Parents are extremely important for a child’s life, but there are some limits a father can’t trespass and LaVar is constantly and consciously doing it.

  1. Acting arrogant:

On that same interview for USA TODAY, LaVar was still greedy as ever. He even said that his plans for his three sons are to close a deal with either Nike, Adidas or Under Armour for $1 billion dollars.

“A billion dollars, it has to be there,” Ball said. “That’s our number, a billion, straight out of the gate–And you don’t even have to give it more all up front, give us $100 mil over 10 years.”

Like the case of Marv Marinovich, retired American football player and first strength and conditioning coach in NFL history. Marinovic was obsessed with fitness and health. So, he would try his methods with his child, like stretching him and giving him only fruit and vegetables when he was only a baby.
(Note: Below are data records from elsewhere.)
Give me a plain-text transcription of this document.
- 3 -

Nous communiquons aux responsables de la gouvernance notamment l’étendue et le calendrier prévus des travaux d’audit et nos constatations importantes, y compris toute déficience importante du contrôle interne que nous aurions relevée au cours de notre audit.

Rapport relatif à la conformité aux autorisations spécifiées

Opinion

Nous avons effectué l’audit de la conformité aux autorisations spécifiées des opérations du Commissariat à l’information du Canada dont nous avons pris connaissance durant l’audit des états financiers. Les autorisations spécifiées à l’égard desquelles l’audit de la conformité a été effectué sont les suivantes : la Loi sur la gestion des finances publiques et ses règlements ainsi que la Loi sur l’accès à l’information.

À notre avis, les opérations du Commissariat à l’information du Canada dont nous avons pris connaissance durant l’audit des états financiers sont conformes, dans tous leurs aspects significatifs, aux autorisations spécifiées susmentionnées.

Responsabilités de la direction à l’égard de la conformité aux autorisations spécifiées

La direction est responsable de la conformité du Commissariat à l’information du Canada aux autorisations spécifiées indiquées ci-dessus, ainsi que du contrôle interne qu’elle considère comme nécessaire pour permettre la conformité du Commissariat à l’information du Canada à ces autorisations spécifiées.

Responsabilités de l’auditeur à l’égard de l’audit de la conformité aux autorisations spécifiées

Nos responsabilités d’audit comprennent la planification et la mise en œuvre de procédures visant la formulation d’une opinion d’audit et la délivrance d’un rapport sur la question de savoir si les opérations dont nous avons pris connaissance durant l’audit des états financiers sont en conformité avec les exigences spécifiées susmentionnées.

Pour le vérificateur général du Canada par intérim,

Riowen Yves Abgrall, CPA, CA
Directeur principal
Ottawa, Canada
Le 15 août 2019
There is no doubt that Lonzo is a great basketball player and that if things keep going well, he could do important things in his career. Although, he is going to carry a heavy burden on his image because of what LaVar is doing.
What for LaVar seems to be a promoting strategy for his kid, has turned out to be the “LaVar Ball reality show.” Everybody is anxious to see what is the next thing that is going to come out of his mouth. However, Ball is not realizing that if you play with fire, you also can get burned.